Testing logic is the same as for example test we already introduced. Different is initialization of Firefox Selenium driver. In this case we first recognize if we are running in Travis environment via environment variable TRAVIS. If we are not running in Travis, we use default Firefox driver initialization.

If we are running in TravisCI build, we use standard Java class ProcessBuilder to execute Linux command which firefox in separate process and grab it’s output. This gives us path of newer Firefox binary. Based on this path, we initialize Firefox Selenium driver and are good to automatically run Selenium test against latest Firefox on TravisCI build machine.

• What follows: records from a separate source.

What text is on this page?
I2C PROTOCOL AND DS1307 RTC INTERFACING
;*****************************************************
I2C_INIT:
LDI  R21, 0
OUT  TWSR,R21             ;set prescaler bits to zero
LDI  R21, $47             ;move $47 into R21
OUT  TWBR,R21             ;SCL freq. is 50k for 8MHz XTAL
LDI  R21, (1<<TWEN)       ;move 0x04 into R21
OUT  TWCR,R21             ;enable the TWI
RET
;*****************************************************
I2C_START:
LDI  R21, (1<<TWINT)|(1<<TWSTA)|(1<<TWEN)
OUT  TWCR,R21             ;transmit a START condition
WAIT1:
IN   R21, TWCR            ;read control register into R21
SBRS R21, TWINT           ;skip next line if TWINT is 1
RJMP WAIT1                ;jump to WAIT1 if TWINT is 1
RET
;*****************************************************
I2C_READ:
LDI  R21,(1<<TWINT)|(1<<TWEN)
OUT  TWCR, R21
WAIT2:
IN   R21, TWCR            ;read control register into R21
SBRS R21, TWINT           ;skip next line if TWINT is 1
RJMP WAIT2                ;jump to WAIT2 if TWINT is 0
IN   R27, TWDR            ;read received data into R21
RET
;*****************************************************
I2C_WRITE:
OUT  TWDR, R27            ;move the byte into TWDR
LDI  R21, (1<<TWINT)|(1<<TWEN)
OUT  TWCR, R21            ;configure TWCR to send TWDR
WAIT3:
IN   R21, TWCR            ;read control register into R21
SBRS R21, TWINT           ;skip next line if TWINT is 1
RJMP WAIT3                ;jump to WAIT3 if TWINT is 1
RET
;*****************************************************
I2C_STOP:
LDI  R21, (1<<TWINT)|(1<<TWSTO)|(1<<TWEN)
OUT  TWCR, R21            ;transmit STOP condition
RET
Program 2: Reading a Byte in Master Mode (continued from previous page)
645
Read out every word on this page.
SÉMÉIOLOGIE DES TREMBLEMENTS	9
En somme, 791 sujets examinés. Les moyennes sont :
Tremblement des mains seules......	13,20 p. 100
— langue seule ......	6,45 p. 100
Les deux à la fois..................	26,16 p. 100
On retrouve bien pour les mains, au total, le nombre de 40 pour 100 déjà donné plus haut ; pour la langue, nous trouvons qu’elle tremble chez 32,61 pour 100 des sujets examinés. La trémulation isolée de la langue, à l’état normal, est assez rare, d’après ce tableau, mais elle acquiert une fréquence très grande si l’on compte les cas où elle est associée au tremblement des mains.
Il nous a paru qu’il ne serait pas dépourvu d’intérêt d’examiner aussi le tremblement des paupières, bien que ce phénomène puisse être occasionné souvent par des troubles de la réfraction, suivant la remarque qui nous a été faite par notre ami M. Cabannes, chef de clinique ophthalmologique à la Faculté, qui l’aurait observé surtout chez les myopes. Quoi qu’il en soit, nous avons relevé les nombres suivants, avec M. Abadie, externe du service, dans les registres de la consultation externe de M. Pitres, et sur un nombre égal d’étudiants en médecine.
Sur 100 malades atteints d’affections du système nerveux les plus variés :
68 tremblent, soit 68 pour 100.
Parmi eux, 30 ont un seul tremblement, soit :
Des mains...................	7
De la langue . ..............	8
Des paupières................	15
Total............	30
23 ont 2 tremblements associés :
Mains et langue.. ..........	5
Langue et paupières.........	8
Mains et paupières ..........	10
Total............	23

Source code for this example is located in GitHub.

2 thoughts on “Run Selenium tests on TravisCI

  1. Thanks for the helpful post.

    Important : Needed to install Firefox 44.0 for this configuration to work locally. Selenium version in this article does not work with latest Firefox (50.0.2 at this point). (May need to use latest Selenium dependencies. I tried but didn’t work for me).

    1. Yes, there is significant gap in Selenium community in terms of Firefox support. Old FirefoxDriver doesn’t work since FF 47.0 I believe. There is new GeckoDriver (https://github.com/mozilla/geckodriver) being developed which will eventually replace old FirefoxDriver. But as of today I believe it doesn’t support full feature set if web driver and therefore isn’t production ready.

      So your best option is to stick with FF 47.0 for now or switch to Chrome.